Capítulo 1 -Dante-

27 2 0
                                    

  Escuto o sinal. Olho para o lado e vejo Ben dando um pulo assustado, com um caminho de saliva escorrendo e pingando sobre a mesa.

-Você dormiu de novo cara.

-Problemas irmão. Problemas. -Ele responde limpando a boca e pega a mochila.

-Esse problema se chama ''seu pai'' ?

Ben me olha de lado e vira para frente enquanto sai da sala.

-Me ligaram de novo. Dessa vez do hospital. -Ele olha para baixo e vejo uma expressão decepcionante se formando. Rapidamente Ben volta a olhar para frente, escondendo qualquer tipo de sentimento. Como sempre.

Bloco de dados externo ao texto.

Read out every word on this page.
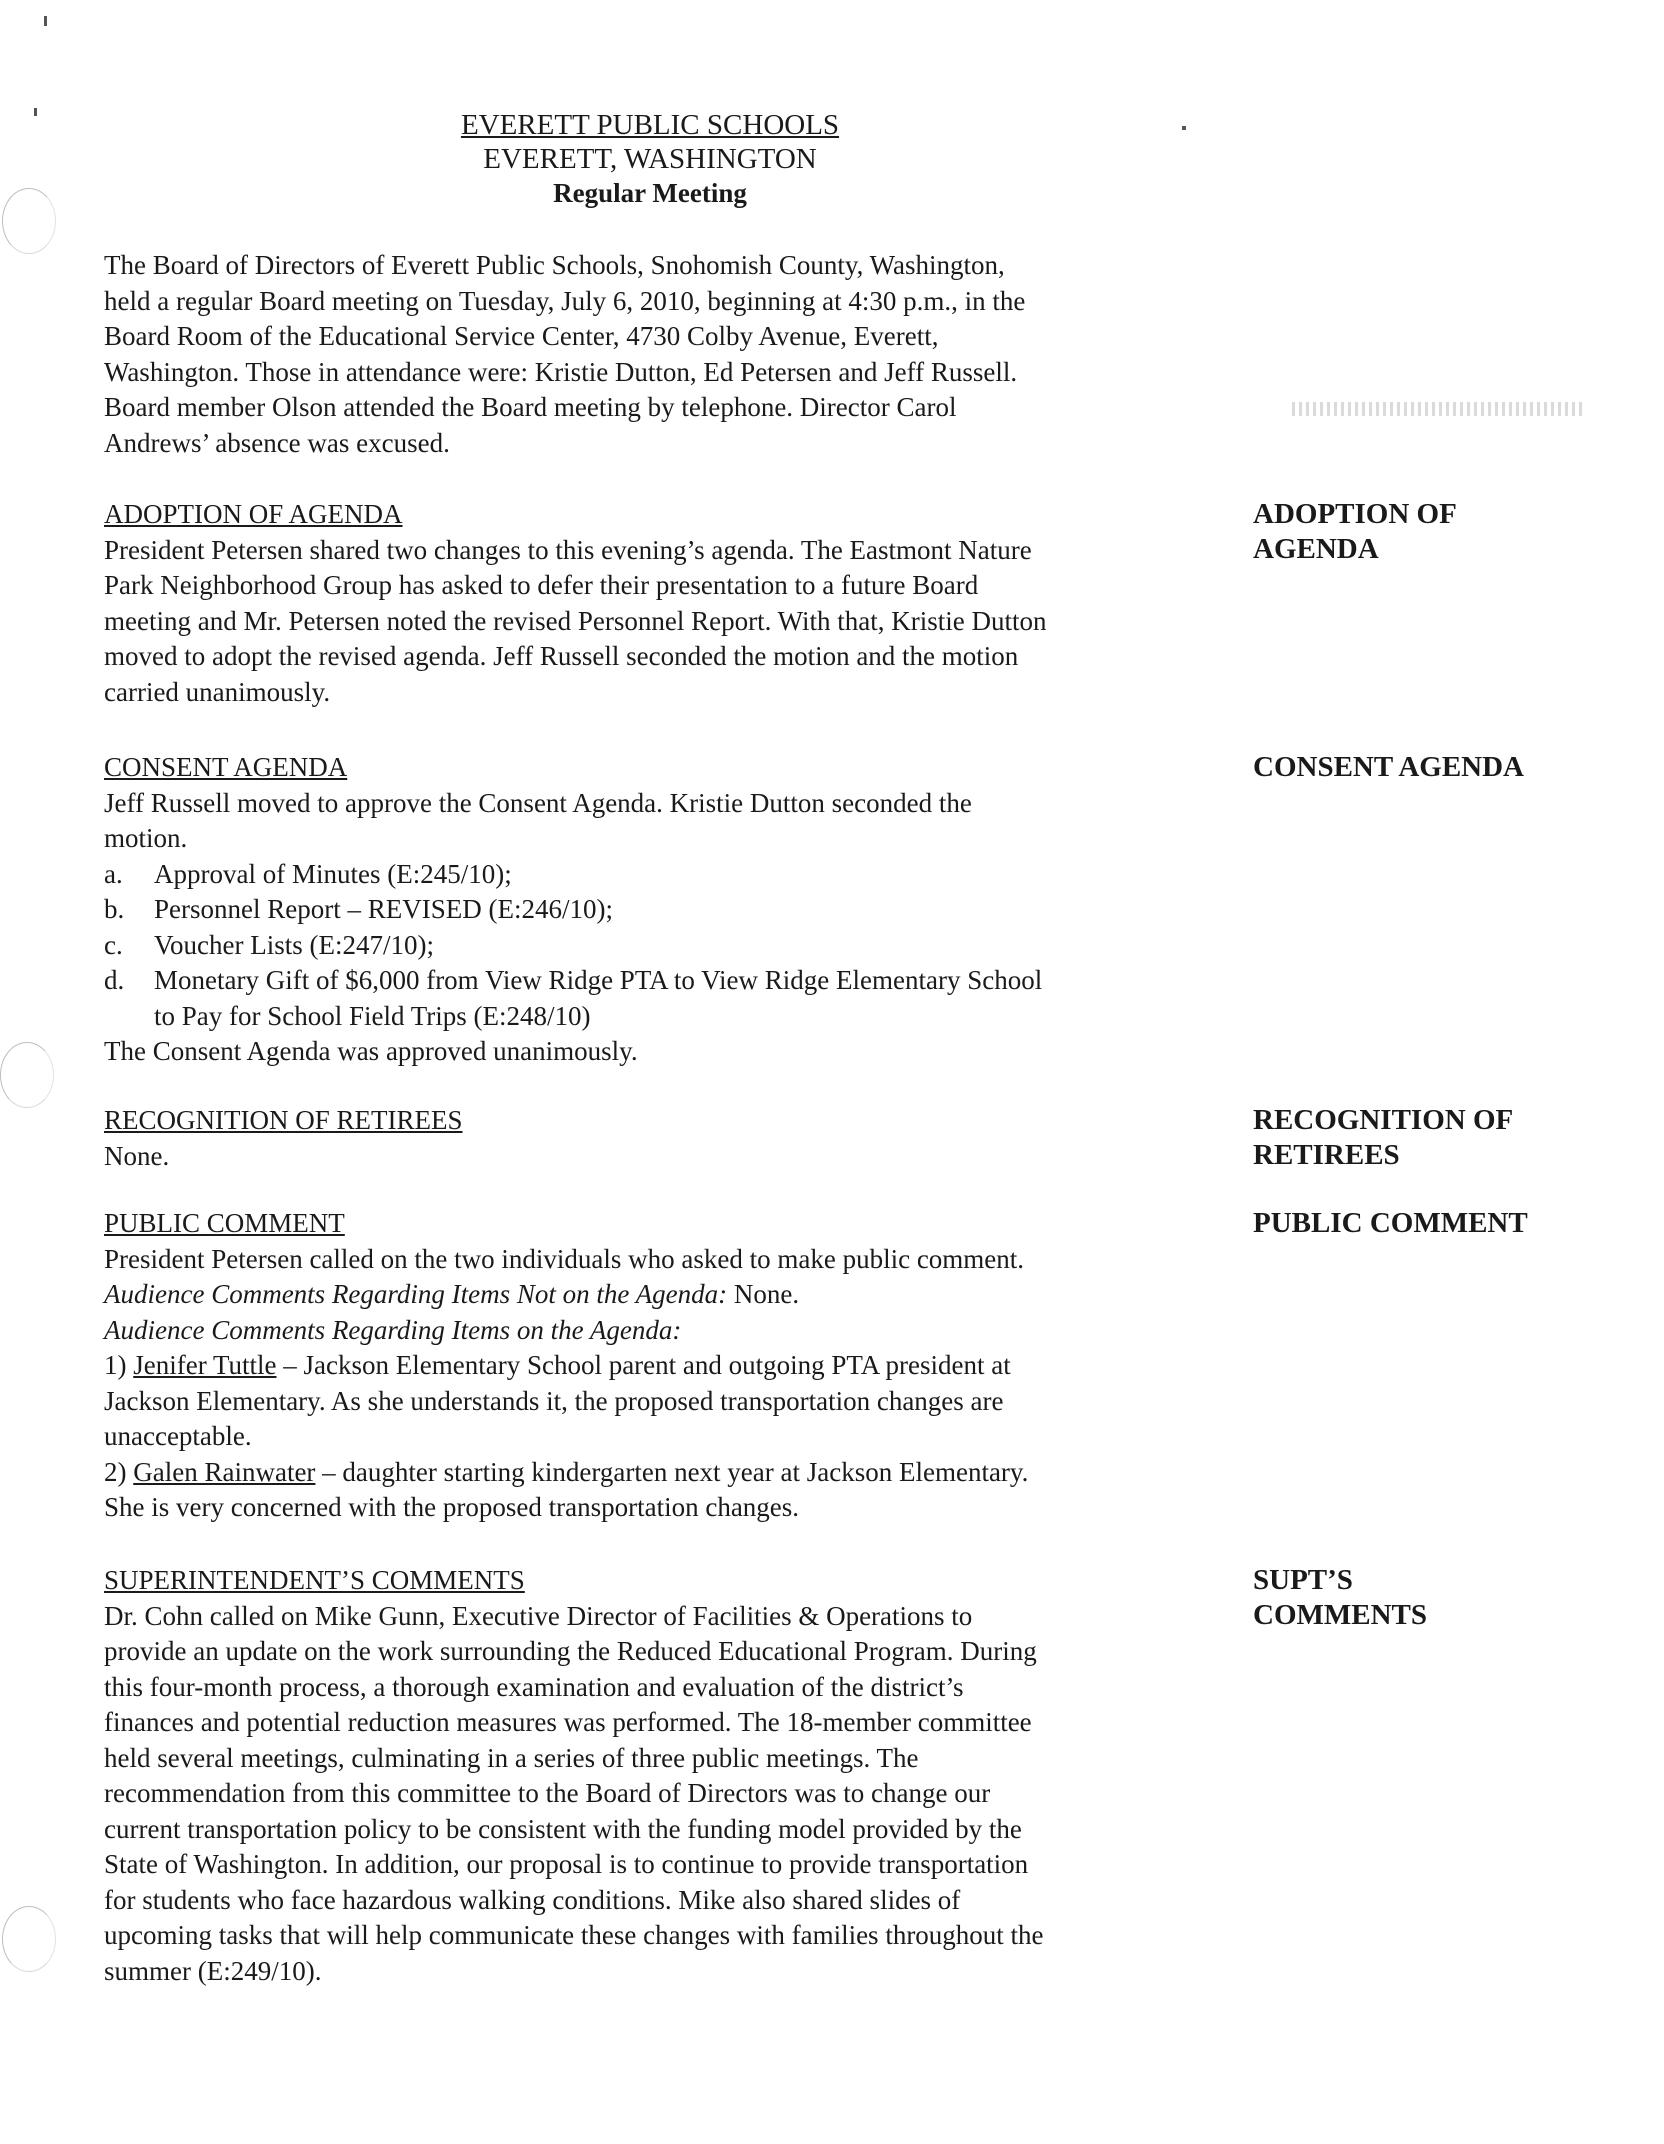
EVERETT PUBLIC SCHOOLS
EVERETT, WASHINGTON
Regular Meeting
The Board of Directors of Everett Public Schools, Snohomish County, Washington,
held a regular Board meeting on Tuesday, July 6, 2010, beginning at 4:30 p.m., in the
Board Room of the Educational Service Center, 4730 Colby Avenue, Everett,
Washington. Those in attendance were: Kristie Dutton, Ed Petersen and Jeff Russell.
Board member Olson attended the Board meeting by telephone. Director Carol
Andrews’ absence was excused.
ADOPTION OF AGENDA
President Petersen shared two changes to this evening’s agenda. The Eastmont Nature
Park Neighborhood Group has asked to defer their presentation to a future Board
meeting and Mr. Petersen noted the revised Personnel Report. With that, Kristie Dutton
moved to adopt the revised agenda. Jeff Russell seconded the motion and the motion
carried unanimously.
ADOPTION OF
AGENDA
CONSENT AGENDA
Jeff Russell moved to approve the Consent Agenda. Kristie Dutton seconded the
motion.
a. Approval of Minutes (E:245/10);
b. Personnel Report – REVISED (E:246/10);
c. Voucher Lists (E:247/10);
d. Monetary Gift of $6,000 from View Ridge PTA to View Ridge Elementary School
to Pay for School Field Trips (E:248/10)
The Consent Agenda was approved unanimously.
CONSENT AGENDA
RECOGNITION OF RETIREES
None.
RECOGNITION OF
RETIREES
PUBLIC COMMENT
President Petersen called on the two individuals who asked to make public comment.
Audience Comments Regarding Items Not on the Agenda: None.
Audience Comments Regarding Items on the Agenda:
1) Jenifer Tuttle – Jackson Elementary School parent and outgoing PTA president at
Jackson Elementary. As she understands it, the proposed transportation changes are
unacceptable.
2) Galen Rainwater – daughter starting kindergarten next year at Jackson Elementary.
She is very concerned with the proposed transportation changes.
PUBLIC COMMENT
SUPERINTENDENT’S COMMENTS
Dr. Cohn called on Mike Gunn, Executive Director of Facilities & Operations to
provide an update on the work surrounding the Reduced Educational Program. During
this four-month process, a thorough examination and evaluation of the district’s
finances and potential reduction measures was performed. The 18-member committee
held several meetings, culminating in a series of three public meetings. The
recommendation from this committee to the Board of Directors was to change our
current transportation policy to be consistent with the funding model provided by the
State of Washington. In addition, our proposal is to continue to provide transportation
for students who face hazardous walking conditions. Mike also shared slides of
upcoming tasks that will help communicate these changes with families throughout the
summer (E:249/10).

SUPT’S
COMMENTS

-Caramba, o que fizeram com ele?

-O que fizeram com ele?! Aquele desgraçado não cansa de arruinar as nossas vidas! -Vejo sua mão fechando com raiva, com vontade de socar tudo e todos na sua frente. -Não quis saber o que ele fez, só me disseram que o dono do bar trouxe ele de pena, que os caras iam matar ele na porrada.

Coloco a mão sobre seu ombro e aperto com carinho. Mas o sinto se esquivar um pouco e abaixando para desamarrar sua bike.

-Ben, você tem que internar ele, antes que algo pior aconteça.

Ele levanta, monta na bike e me olha:

-Já tentei. Ele não quer ajuda, não vou carregar os problemas daquele filho da puta nas minhas costas.

Sinto o ar de desprezo em sua voz. Suspiro com dó e pena de tudo que Ben passou e passa até hoje.

-Poderia ser mais fácil...

-Poderia. Mas minha vida não é tão fácil quanto a sua, idiota. -Ele me dá um soco de leve no braço e sorri com aquele sorriso que não vejo à tempos. Seus dentes um pouco amarelado por causa do cigarro, mas ainda assim perfeitos. A sua covinha no canto do lábio aparece. Ben tem uma pele impecável, em um tom branco meio pardo, sardas em volta das bochechas e no nariz, combinando com o cabelo ruivo despenteado. Cada detalhe de seu rosto é único, natural.

-Ei homem da lua, acorda! -Ben estala os dedos. -Onde você estava?

-Viajando por aí... -Retribuo o soco e o sorriso, que não é tão perfeito quanto o dele.

-Quem sabe um dia você me leva para suas viagens. Por enquanto, vida real! Bom, vou nessa Dante. Passa lá em casa antes do show.

-Pode ser. Passo as 8 p.m. . Tchau... Benjamin. -O vejo pegando impulso e saindo pedalando. Ele olha para trás e me mostra o dedo, dá uma gargalhada e pedala mais rápido, descendo a rua, sem medo de nada que se coloca em sua frente.

Como um caminhão atropelou minha bike no verão passado, tenho que ir embora a pé. Minha casa fica a quatro quarteirões da escola, lado oposto da casa de Ben. Hoje tem um show de uma banda de garagem, dizem que são bons, apesar de rock não ser muito minha praia. Mas Ben ama, eu posso fazer um esforço.

Chego em casa, e como sempre minha mãe está semi-nua, típico de ex hippie. Meus pais se conheceram em uma passeata de ''Veja o mundo mais verde'' , coisa de vegetariano, ou como costumo chamar: ''coisa de quem não tem nada melhor pra fazer''. Cada louco com sua loucura. Eles vivem contando a história do encontro, ''foi amor a primeira vista'', como dizem. Meu pai era estudante de direito e minha mãe fazia artes plásticas. Era dois mundos totalmente diferentes. No começo foi difícil, até minha mãe engravidar e eles decidirem casar e morar juntos. Ele se formou e hoje tem um programa de defesa contra caça de animais extintos. Ela se formou no mês que eu nasci e desde o ano passado faz pinturas de gente pelada para uma galeria com pessoas mais doidas que ela. A 7 anos veio Eva, a filha prodígio que também não come carne. E estamos até os dias atuais vivendo sobre o mesmo teto.